Diferente de outros países, no Brasil há uma grande discussão sobre o que devemos fazer diante da epidemia provocada pelo Covid 19. Apesar das recomendações da Organização Mundial de Saúde e dos procedimentos adotados nos países que foram afetados antes que nós pelo vírus, por aqui ainda se discute acerca dos danos econômicos que uma quarentena poderia provocar. Essa discussão acerca do comportamento a ser adotado pode nos dizer muito sobre o Brasil.
Vivemos em um mundo técnico forjado pela ampliação do domínio humano sobre o restante da natureza. Para que a técnica se amplie, é necessário que se amplie também o conhecimento acerca do funcionamento do mundo natural. Só assim podemos intervir no seu curso promovendo as finalidades humanas que nos interessam. A técnica é uma forma de fazer valer nossos objetivos em um mundo que não os possui originalmente. Assim, podemos controlar os resultados. Isso requer, portanto, a expansão constante do conhecimento para aprimorar essas nossas intervenções.
O resultado da ampliação constante do conhecimento com o propósito de expandir nosso domínio da natureza é a especialização. Para cada área do conhecimento há especialistas, para cada pequeno detalhe do funcionamento do mundo natural existe uma forma de conhecimento muito particular que já possui alguma tradição de investigação. Assim, nossas ideias corriqueiras sobre qualquer coisa – aquelas que temos sem nos determos em estudar cada aspecto dos problemas que nos cercam – terminam sendo sempre superficiais quando comparados com a profusão de conhecimentos técnicos disponíveis.
De certa forma, isso cria uma hierarquia entre a ciência e o senso comum. Tudo o que julgamos saber de um ponto de vista empírico imediato é superficial diante dos conhecimentos técnicos disponíveis. Por isso, vivemos em uma cultura em que recorremos à consulta de técnicos para qualquer coisa. Seus pontos de vista são reconhecidos como superiores em função de serem produzidos por meio dos procedimentos científicos, aqueles que forjaram o mundo da técnica e do conforto em que vivemos.

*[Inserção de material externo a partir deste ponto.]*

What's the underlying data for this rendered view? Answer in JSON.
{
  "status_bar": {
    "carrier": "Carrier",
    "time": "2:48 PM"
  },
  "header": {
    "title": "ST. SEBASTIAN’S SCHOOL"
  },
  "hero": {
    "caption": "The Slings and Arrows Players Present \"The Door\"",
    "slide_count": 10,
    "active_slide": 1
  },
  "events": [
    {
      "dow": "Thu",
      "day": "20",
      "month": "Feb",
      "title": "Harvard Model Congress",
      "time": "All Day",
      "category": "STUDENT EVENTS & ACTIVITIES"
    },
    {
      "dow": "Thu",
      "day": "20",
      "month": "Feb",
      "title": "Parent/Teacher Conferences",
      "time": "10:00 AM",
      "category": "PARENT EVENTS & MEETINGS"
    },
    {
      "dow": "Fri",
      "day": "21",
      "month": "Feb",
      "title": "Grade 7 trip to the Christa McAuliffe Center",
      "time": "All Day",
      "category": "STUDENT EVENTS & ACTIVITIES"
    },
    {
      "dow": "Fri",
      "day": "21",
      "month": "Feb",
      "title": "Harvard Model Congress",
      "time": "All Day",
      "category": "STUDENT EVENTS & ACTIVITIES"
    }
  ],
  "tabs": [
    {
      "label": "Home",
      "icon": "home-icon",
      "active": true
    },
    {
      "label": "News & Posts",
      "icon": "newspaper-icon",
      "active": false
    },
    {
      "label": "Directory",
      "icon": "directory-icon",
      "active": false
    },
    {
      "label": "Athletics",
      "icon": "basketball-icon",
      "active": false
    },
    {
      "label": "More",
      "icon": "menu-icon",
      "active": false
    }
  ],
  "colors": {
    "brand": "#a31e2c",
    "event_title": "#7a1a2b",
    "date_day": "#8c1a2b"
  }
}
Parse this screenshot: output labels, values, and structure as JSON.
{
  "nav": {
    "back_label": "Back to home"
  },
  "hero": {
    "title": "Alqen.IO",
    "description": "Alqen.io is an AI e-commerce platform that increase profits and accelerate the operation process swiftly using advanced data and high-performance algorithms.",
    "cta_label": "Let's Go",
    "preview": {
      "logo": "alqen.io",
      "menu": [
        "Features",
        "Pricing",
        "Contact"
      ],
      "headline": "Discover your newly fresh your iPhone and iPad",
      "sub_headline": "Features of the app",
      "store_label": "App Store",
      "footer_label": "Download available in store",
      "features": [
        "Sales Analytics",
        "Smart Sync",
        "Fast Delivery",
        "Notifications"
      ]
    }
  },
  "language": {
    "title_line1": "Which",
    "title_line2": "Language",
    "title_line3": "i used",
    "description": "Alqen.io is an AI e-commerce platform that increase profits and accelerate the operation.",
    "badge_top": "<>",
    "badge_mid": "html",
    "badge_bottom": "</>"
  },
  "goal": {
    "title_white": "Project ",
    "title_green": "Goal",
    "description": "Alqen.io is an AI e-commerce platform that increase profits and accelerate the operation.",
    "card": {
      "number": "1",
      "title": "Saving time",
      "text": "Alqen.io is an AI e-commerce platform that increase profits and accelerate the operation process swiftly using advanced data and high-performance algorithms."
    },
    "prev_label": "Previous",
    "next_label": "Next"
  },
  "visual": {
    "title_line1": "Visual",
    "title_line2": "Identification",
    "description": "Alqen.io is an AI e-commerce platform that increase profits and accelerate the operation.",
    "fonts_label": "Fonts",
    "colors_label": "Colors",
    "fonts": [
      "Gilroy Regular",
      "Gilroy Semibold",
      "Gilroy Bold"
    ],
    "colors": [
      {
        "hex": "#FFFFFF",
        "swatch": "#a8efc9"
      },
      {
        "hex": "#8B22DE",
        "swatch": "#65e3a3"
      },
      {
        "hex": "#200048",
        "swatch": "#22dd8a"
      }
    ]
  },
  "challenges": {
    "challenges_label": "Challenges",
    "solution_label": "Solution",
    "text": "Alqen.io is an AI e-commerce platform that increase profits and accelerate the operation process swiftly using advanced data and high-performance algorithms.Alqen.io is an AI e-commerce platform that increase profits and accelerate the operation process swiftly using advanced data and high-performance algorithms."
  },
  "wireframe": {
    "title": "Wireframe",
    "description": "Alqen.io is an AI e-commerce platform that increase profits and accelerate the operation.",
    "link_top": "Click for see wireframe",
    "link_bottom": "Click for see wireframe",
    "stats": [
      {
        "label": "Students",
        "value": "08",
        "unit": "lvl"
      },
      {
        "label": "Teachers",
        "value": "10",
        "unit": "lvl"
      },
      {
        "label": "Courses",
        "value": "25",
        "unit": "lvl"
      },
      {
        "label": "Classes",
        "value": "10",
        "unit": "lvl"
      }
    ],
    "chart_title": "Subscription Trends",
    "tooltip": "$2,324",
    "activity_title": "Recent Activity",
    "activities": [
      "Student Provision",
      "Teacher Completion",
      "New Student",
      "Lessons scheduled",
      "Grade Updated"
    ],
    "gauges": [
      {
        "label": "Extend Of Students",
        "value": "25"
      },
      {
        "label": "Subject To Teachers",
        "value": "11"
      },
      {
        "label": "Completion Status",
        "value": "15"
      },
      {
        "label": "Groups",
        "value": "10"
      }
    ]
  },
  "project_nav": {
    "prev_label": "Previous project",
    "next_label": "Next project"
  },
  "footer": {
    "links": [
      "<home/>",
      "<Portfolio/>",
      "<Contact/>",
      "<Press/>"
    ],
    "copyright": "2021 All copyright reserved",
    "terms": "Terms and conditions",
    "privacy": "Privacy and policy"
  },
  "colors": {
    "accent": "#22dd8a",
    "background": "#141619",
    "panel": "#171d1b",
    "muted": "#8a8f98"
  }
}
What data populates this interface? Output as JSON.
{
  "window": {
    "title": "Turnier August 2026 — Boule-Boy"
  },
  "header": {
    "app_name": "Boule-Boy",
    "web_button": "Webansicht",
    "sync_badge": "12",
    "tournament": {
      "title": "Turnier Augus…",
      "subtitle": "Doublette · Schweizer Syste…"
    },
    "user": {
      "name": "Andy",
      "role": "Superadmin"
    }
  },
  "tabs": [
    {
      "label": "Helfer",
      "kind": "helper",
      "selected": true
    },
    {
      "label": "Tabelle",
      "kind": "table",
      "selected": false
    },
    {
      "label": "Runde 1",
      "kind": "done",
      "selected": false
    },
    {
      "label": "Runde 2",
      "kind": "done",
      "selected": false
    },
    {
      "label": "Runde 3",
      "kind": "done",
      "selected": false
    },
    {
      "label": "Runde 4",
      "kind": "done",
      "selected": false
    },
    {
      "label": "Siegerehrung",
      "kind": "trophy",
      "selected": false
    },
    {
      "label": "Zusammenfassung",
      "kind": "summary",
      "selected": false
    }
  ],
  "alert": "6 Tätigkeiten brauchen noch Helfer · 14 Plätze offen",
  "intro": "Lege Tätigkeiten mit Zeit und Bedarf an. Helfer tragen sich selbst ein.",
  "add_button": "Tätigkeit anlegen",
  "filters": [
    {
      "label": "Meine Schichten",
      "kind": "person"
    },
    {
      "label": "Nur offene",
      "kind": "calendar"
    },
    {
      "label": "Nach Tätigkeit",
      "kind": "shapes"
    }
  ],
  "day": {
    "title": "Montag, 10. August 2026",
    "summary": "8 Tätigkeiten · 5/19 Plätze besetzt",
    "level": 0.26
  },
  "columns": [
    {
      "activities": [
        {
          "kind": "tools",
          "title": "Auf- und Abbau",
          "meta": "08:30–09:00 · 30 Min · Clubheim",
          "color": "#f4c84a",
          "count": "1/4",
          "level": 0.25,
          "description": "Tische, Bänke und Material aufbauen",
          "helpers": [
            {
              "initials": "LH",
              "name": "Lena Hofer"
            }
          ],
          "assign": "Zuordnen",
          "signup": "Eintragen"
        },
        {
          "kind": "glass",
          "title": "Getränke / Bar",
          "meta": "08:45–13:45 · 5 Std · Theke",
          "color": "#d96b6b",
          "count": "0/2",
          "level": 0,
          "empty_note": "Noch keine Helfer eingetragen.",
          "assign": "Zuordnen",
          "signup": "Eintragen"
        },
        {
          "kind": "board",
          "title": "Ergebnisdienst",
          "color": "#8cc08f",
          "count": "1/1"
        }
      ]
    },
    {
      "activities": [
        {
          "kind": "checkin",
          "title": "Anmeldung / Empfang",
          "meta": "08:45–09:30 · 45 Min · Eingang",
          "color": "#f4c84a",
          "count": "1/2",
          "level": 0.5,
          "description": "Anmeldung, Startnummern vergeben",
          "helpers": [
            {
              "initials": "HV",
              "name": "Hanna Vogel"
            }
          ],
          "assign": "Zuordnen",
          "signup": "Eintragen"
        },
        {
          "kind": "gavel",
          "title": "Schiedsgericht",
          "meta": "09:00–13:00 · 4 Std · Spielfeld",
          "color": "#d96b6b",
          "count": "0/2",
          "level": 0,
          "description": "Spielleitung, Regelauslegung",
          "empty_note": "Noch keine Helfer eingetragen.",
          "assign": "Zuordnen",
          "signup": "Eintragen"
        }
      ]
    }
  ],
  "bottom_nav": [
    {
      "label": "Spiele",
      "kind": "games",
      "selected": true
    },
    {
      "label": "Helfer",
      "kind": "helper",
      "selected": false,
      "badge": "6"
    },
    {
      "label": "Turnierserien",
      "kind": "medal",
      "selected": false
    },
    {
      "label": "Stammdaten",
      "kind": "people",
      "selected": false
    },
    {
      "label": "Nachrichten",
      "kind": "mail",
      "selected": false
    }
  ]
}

Por que há tanta resistência para adotar o padrão de comportamento recomendado pela técnica médica?
A questão que parece intrigante, então, é por que no Brasil há tanta resistência para reconhecermos e adotarmos o padrão de comportamento recomendado pela técnica médica. Não me refiro apenas ao Presidente da República que possui um claro interesse político em não prejudicar a economia e, assim, não contrariar seus principais aliados. Me refiro à parte da população que aparentemente se rebela contra a opinião dos técnicos em saúde que têm recomendado insistentemente a adoção de alguma forma de isolamento social.
Resistência cultural
Parece-me que há nessa postura de alguns brasileiros uma forma de resistência cultural. Por meio da desconsideração das recomendações técnicas se promove a possibilidade de nos mantermos no domínio da capacidade de forjar nossa própria realidade. Quando obedecemos aos técnicos, estamos aceitando que a realidade é o que eles dizem que ela é. Quando dizemos que os fatos apontados como significativos pela ciência são apenas opiniões, tão boas quanto quaisquer outras, estamos dizendo que nós também ainda podemos dizer o que a realidade é. Com isso, nos mantemos no controle da realidade em que habitamos. Por isso fabulamos.
Quando falamos que cloroquina cura, que chá de limão cura, que o Covid é parte de um plano chinês para dominar o mundo, que esse vírus não mata, que afinal temos que adquirir imunidade e que alguns morrerão mesmo pois o mundo é assim, com tudo isso o que realmente estamos dizendo é que nós queremos nos manter no controle da realidade em que vivemos.
Para um cientista, essa atitude é somente a manifestação da ignorância causada pela nossos péssimos padrões educacionais. Porém, mais importante que isso, essa postura voltada para a fabulação equivale a uma determinação de viver em um mundo em que nossa intervenção ainda significa alguma coisa. Afinal, trata-se de garantir que o significado do mundo em que vivemos ainda é algo em que cada um de nós pode intervir.
A possibilidade de fabular em um mundo técnico é cada vez menor. O espaço de participação significativa que podemos ter em um mundo inteiramente controlado é mínimo. A possibilidade de fabular nos permite a percepção de que o que pensamos e sentimos ainda é relevante. Não estou afirmando que é certo fabular – muito menos que é errado. Trata-se de perceber o motivo pelo qual a divergência com relação aos procedimentos recomendados pela ciência é um pedido de socorro em um mundo desumanizado.